At this point, Mom got up from her chair and hugged me. She accepted me the way I was. Though there are times when she is still worried about companionship for me when I am old, and would suggest that I find a boyfriend or (weirdly and annoyingly) ask me if I would consider entering into a marriage of convenience with a lesbian, she has accepted my sexuality.
This gave me confidence, from a shy boy who had a challenging past, I metamorphosed into a voice not just for myself, but many like me.
Whether it was about standing for animals, or standing up as a witness in the Tehelka Rape Case or with my friend Suzette even after her death or screaming aloud in the streets for the rights of children and of the LGBT community, the road of courage, began with self acceptance. Today, I can proudly say that I love the man in my mirror.
I would like to add though, that my mom’s acceptance, and then my assertion of my sexuality is not the only truth. Not all mothers are like Padma. Every story of coming out is unique. Not everyone can afford to come out too. There is no compulsion. And there is no one size fits all.
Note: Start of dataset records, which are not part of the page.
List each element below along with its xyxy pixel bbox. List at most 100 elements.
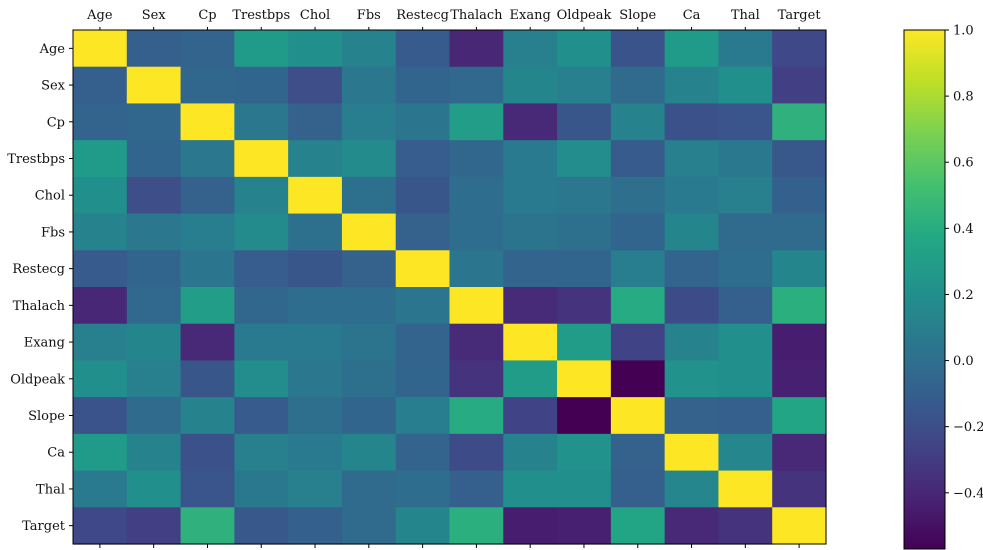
heatmap-cell xyxy=(341,176,397,215)
heatmap-cell xyxy=(718,397,773,435)
y-tick-label: Slope xyxy=(28,409,65,424)
heatmap-cell xyxy=(341,397,397,435)
heatmap-cell xyxy=(772,507,827,545)
heatmap-cell xyxy=(503,103,558,141)
heatmap-cell xyxy=(73,507,128,545)
heatmap-cell xyxy=(288,470,343,508)
x-axis: Age Sex Cp Trestbps Chol Fbs Restecg Thalach Exa… xyxy=(86,8,821,548)
heatmap-cell xyxy=(557,66,612,105)
heatmap-cell xyxy=(341,287,397,325)
heatmap-cell xyxy=(73,250,128,288)
x-tick-label: Oldpeak xyxy=(557,8,612,23)
heatmap-cell xyxy=(395,287,451,325)
heatmap-cell xyxy=(180,470,235,508)
heatmap-cell xyxy=(557,360,612,398)
heatmap-cell xyxy=(610,470,666,508)
heatmap-cell xyxy=(772,250,827,288)
heatmap-cell xyxy=(718,323,773,362)
heatmap-cell xyxy=(234,140,289,178)
heatmap-cell xyxy=(341,103,397,141)
heatmap-frame xyxy=(72,29,827,545)
heatmap-cell xyxy=(503,213,558,251)
heatmap-cell xyxy=(557,507,612,545)
heatmap-cell xyxy=(288,176,343,215)
heatmap-cell xyxy=(126,176,182,215)
heatmap-cell xyxy=(341,470,397,508)
heatmap-cell xyxy=(73,176,128,215)
x-tick-label: Ca xyxy=(683,8,701,23)
heatmap-cell xyxy=(449,250,504,288)
heatmap-cell xyxy=(557,397,612,435)
heatmap-cell xyxy=(234,397,289,435)
heatmap-cell xyxy=(664,360,720,398)
heatmap-cell xyxy=(449,397,504,435)
y-tick-label: Fbs xyxy=(41,225,65,240)
heatmap-cell xyxy=(126,30,182,68)
heatmap-cell xyxy=(664,103,720,141)
heatmap-cell xyxy=(341,66,397,105)
x-tick-label: Restecg xyxy=(396,8,449,23)
x-tick-label: Slope xyxy=(619,8,656,23)
heatmap-cell xyxy=(234,103,289,141)
heatmap-cell xyxy=(288,507,343,545)
heatmap-cell xyxy=(288,140,343,178)
colorbar-tick-label: 0.2 xyxy=(953,288,974,303)
y-tick-label: Sex xyxy=(41,79,66,94)
heatmap-cell xyxy=(234,323,289,362)
colorbar-tick-label: −0.2 xyxy=(953,420,983,435)
heatmap-cell xyxy=(126,397,182,435)
heatmap-cell xyxy=(557,287,612,325)
heatmap-cell xyxy=(288,250,343,288)
heatmap-cell xyxy=(126,250,182,288)
heatmap-cell xyxy=(503,323,558,362)
heatmap-cell xyxy=(718,470,773,508)
heatmap-cell xyxy=(664,507,720,545)
heatmap-cell xyxy=(449,213,504,251)
heatmap-cell xyxy=(126,470,182,508)
heatmap-cell xyxy=(449,176,504,215)
y-tick-label: Oldpeak xyxy=(10,372,65,387)
heatmap-cell xyxy=(234,287,289,325)
heatmap-cell xyxy=(395,507,451,545)
heatmap-cell xyxy=(610,360,666,398)
heatmap-cell xyxy=(73,103,128,141)
x-tick-label: Target xyxy=(778,8,822,23)
heatmap-cell xyxy=(664,66,720,105)
heatmap-cell xyxy=(395,140,451,178)
heatmap-cell xyxy=(503,176,558,215)
y-tick-label: Target xyxy=(22,519,66,534)
heatmap-cell xyxy=(234,360,289,398)
heatmap-cell xyxy=(126,103,182,141)
heatmap-cell xyxy=(395,176,451,215)
heatmap-cell xyxy=(610,30,666,68)
heatmap-cell xyxy=(718,287,773,325)
heatmap-cell xyxy=(449,103,504,141)
heatmap-cell xyxy=(610,287,666,325)
x-tick-label: Thal xyxy=(731,8,760,23)
heatmap-cell xyxy=(610,250,666,288)
heatmap-cell xyxy=(610,66,666,105)
heatmap-cell xyxy=(288,66,343,105)
heatmap-cell xyxy=(664,176,720,215)
heatmap-cell xyxy=(288,103,343,141)
heatmap-cell xyxy=(395,397,451,435)
heatmap-cell xyxy=(449,140,504,178)
heatmap-cell xyxy=(718,360,773,398)
heatmap-cell xyxy=(234,433,289,472)
heatmap-cell xyxy=(503,250,558,288)
heatmap-cell xyxy=(449,323,504,362)
heatmap-cell xyxy=(557,103,612,141)
y-tick-label: Exang xyxy=(24,336,65,351)
heatmap-cell xyxy=(73,66,128,105)
heatmap-cell xyxy=(180,140,235,178)
heatmap-cell xyxy=(180,287,235,325)
heatmap-cell xyxy=(557,30,612,68)
heatmap-cell xyxy=(73,323,128,362)
heatmap-cell xyxy=(718,433,773,472)
heatmap-cell xyxy=(557,323,612,362)
heatmap-cell xyxy=(180,213,235,251)
heatmap-cell xyxy=(718,507,773,545)
heatmap-cell xyxy=(718,213,773,251)
heatmap-cell xyxy=(395,66,451,105)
Every gay person is as different as peas in the pod.
Not everyone can tell their story. Some are pushed into closets. But what one can choose to do definitely, is to not get a woman into the frame.
Dr. Priya’s death was avoidable. She deserved to be married to someone who loved her, or the life of a happy spinster. She didn’t deserve to be pushed to a point that she would die unhappy leaving behind a suicide Facebook update on how she was harassed by her husband who was gay.
There are some gay men like Dr. Priya’s husband , not all. The only stereotype I wish was always true for gay people is “A Girl’s Best Friend”. And the only relationships that women have with gay men I wish are that of a sister, mother, aunt or a crazy fag hag.